Para lutar, ele só tinha um recurso: estender os braços, suspendendo a alguma distância o defunto. Mas os membros cediam ao cansaço e vinham, aos poucos, descendo, descendo, até que de novo as duas caras se tocavam. E o horrível era a duração dessa descida, o tempo que os braços vinham vergando de manso, sem que ele, cada vez sentindo mais a aproximação, pudesse evitá-la! Os olhos do cadáver pareciam ter uma expressão de mofa. Na boca, via-se a língua empastada, entre coalhos negros de sangue, e a boca parecia ter um sorriso hediondo de ironia...
* * *
Quanto durou esta peleja? Poucas horas talvez, para quem as pudesse contar friamente, longe dali. Para ele, foram eternidades.
O cadáver teve, entretanto, tempo de começar a sua decomposição. Da boca, primeiro às gotas e depois em fio, começou a escorrer uma baba esquálida, um líquido infecto e sufocante que molhava a barba, a face e os olhos do soldado, deitado sempre, e cada vez mais forçosamente imóvel, não só pelas feridas, como também pelo terror, de instante em instante mais profundo.
Como o salvaram? Por acaso. A cova em que ele estava era sombria e profunda. Soldados que passavam, suspeitosos de que houvesse ao fundo algum rio, atiraram uma vasilha amarrada a uma corda. Ele sentiu o objeto, puxou-o repetidas vezes, dando sinal da sua presença, e foi salvo.
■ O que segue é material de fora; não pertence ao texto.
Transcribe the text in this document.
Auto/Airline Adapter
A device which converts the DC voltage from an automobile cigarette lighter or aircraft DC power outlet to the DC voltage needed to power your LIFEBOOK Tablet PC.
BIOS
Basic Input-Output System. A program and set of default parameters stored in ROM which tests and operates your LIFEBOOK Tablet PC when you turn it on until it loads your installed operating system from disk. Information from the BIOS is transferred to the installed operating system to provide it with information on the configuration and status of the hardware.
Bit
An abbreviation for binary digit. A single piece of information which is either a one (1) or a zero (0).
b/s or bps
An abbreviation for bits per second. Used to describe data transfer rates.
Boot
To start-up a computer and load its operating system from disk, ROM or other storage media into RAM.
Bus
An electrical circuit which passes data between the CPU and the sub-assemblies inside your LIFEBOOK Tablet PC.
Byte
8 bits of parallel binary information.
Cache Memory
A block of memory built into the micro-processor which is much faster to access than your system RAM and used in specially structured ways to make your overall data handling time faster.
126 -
Nos primeiros dias, durante o tratamento das feridas, pôde contar o suplício horroroso por que passara. Depois, a lembrança persistente da cena encheu-lhe todo o cérebro. Vivia a afastar diante de si o cadáver recalcitrante, que procurava sempre abafá-lo de novo sob o seu peso asqueroso..
* * *
Anteontem, porém, ao entrar no hospital achei o soldado Jacob preso num leito, com a camisola de força, procurando em vão agitar-se, mas com os olhos mais acesos do que nunca - e mais que nunca com a fisionomia contorcida por um terror inonimado e louco.
Acabava de estrangular um velho guarda, apertando-o contra uma parede, com o seu gesto habitual de repulsa. Arrancaram-lhe a vítima das mãos assassinas, inteiramente inerte - morta sem que tivesse podido proferir uma só palavra.